The survey also pointed towards brighter investment prospects, with nearly two-thirds of respondents (65.1%) having increased their capital expenditure in the first half, in tandem with the improvement in business activities.
“Most companies plan to invest further in the second half, albeit at a lower percentage share (57.2% versus 65.1% in the first half), while 37.3% of respondents will maintain their capital investment. This indicates a moderate recovery in business sentiment, backed by the continued economic recovery,” said Lee.
As for business operations, the survey indicated that overall production levels improved in the first half despite a shortage of workers and the higher cost of raw materials.
About 74.8% of survey respondents would either increase or maintain their production levels in the second half, and remained cautious about both external and domestic demand.
Most respondents operated below 75% capacity utilisation in the first half and would likely maintain the same level in the second half, as they are constrained by the shortage of workers.
Regarding manpower, the survey indicated that most sectors kept their employment levels unchanged in the first half and would likely maintain the same levels in the second half.
“Employees’ wages have increased due to the higher minimum wage,” Lee noted.
Also, more than 50% of respondents in most sectors, especially manufacturing and construction, reported substantial increases in the price of local and imported raw materials at a magnitude of more than 10%.
“They expect price increases to persist in the second half. The Russia-Ukraine war-induced rising energy and commodity prices as well as global supply shortages have exacerbated the situation of rising costs, which have weighed on businesses’ costs and margins. The imbalances between supply constraints and recovering demand coupled with a high cost of production will hamper the business recovery trajectory,” said Lee.

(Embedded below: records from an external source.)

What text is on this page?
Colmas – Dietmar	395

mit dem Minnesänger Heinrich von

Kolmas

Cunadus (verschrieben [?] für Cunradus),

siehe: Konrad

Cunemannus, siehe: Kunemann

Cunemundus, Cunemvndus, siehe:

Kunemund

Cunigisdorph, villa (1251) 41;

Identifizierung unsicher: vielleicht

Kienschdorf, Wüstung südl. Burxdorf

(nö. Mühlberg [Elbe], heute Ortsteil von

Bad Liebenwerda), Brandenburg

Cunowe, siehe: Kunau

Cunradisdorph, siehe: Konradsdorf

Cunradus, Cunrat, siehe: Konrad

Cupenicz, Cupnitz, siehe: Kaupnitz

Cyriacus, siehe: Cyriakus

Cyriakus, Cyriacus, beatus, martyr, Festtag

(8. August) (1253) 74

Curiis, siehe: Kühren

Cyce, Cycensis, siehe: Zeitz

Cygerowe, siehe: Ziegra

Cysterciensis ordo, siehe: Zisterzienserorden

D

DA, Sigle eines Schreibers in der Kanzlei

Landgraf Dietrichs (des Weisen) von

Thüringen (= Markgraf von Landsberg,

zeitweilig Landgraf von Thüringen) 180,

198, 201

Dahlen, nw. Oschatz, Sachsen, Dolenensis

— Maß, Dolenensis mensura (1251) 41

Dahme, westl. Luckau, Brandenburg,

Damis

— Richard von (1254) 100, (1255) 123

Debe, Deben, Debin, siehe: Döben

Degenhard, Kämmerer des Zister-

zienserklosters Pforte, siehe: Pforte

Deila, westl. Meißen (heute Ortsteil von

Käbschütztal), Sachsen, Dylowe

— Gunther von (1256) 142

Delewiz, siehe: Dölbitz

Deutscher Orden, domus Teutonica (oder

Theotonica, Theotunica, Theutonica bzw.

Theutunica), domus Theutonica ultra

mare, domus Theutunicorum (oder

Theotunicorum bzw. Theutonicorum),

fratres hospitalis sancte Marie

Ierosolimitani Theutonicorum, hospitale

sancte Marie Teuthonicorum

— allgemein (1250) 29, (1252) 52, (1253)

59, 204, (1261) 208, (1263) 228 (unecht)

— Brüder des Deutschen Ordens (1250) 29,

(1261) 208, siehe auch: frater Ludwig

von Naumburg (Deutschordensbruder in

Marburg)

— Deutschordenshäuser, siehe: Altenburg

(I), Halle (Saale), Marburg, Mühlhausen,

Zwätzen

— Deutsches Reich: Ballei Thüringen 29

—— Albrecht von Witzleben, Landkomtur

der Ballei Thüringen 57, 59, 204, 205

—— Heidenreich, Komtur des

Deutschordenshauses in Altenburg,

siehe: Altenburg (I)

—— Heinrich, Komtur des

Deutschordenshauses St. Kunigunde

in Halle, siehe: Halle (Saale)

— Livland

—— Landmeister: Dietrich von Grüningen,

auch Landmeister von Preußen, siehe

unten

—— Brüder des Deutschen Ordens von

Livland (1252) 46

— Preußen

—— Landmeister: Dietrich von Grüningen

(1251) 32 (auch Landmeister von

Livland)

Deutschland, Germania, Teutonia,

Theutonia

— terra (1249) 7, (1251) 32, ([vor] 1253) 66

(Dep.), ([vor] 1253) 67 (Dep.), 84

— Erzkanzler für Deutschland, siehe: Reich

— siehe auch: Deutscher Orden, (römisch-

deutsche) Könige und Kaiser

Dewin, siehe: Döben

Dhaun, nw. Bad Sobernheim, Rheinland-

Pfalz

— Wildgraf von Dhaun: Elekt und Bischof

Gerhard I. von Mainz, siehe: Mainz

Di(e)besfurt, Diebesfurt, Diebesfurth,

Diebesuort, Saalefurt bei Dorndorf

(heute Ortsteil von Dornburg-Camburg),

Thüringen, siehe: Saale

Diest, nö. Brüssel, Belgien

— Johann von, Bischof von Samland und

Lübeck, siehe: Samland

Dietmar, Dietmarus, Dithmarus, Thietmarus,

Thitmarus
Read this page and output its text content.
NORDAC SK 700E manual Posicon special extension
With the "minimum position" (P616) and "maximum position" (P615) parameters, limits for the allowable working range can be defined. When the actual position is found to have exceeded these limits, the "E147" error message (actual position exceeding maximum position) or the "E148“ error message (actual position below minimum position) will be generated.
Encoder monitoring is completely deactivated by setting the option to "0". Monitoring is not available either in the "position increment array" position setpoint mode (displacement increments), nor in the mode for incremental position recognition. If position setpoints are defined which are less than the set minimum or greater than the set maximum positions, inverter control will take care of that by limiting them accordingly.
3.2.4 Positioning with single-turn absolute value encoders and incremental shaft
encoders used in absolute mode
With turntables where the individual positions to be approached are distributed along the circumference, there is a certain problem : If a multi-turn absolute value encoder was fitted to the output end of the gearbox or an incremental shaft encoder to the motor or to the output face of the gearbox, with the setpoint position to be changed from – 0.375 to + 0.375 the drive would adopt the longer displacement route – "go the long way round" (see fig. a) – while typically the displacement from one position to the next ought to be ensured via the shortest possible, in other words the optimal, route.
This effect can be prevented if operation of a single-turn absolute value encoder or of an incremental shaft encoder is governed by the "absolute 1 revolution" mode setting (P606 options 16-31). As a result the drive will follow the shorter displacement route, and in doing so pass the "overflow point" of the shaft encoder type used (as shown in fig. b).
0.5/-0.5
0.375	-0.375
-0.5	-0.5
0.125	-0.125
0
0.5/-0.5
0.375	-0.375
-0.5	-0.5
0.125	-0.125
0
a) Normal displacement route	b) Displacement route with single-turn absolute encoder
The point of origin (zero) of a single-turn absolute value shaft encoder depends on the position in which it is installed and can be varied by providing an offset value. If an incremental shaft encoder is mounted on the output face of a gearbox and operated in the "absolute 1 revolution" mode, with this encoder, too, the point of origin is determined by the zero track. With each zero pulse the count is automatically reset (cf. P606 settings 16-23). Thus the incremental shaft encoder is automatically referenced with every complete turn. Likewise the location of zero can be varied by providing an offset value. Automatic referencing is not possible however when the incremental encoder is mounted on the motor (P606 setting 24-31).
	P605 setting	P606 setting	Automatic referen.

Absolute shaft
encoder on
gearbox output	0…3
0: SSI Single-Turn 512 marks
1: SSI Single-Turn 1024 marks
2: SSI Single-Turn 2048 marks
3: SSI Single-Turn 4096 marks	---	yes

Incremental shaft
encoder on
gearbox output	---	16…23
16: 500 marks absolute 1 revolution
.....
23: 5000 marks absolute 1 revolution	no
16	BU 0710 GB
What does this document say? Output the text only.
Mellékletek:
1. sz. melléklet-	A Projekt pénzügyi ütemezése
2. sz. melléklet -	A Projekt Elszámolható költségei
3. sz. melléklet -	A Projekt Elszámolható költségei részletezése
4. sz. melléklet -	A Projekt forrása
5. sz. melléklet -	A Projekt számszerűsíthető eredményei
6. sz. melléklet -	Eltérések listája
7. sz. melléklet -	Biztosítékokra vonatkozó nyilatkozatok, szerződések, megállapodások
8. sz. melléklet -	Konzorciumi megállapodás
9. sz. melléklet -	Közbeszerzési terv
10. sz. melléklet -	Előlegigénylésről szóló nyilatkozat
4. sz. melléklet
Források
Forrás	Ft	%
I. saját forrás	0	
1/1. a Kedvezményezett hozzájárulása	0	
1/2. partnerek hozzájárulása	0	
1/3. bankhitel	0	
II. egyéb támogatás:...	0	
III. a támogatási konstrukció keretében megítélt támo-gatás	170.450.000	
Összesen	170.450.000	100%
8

He pointed out that moving into the second half, a majority of the respondents remained cautious about business, cash flow and debtors’ conditions.
“For 2023, a high percentage of respondents (47.7%) hold a ‘neutral’ view on economic prospects while 39.8% expect ‘better’ prospects. Lingering worries about global stagflation, rising recession risks in the US economy and Europe, faster global monetary tightening as well as domestic issues dampened business sentiment,” said Lee.
ACCCIM president Tan Sri Low Kian Chuan, who was also present at the briefing, said while the survey indicated that the economic recovery continued in the first half, albeit at an uneven pace among different business sectors, the business community is generally taking a neutral view about both economic and business conditions.
“The survey findings indicated that most respondents remained concerned about how both external headwinds and domestic issues would impact the pace of economic and business recovery in the second half and in 2023,” said Low.
He pointed out that domestic challenges include the rising cost of raw materials, a shortage of workers, increased operating costs and the impact of the weakening ringgit.
“Rising inflation and the high cost of living are expected to slow down consumer spending somewhat, and hence, impact business sales revenue in the second half,” said Low, adding that ACCCIM had presented the preliminary results of the survey to the National Economic Action Council in June.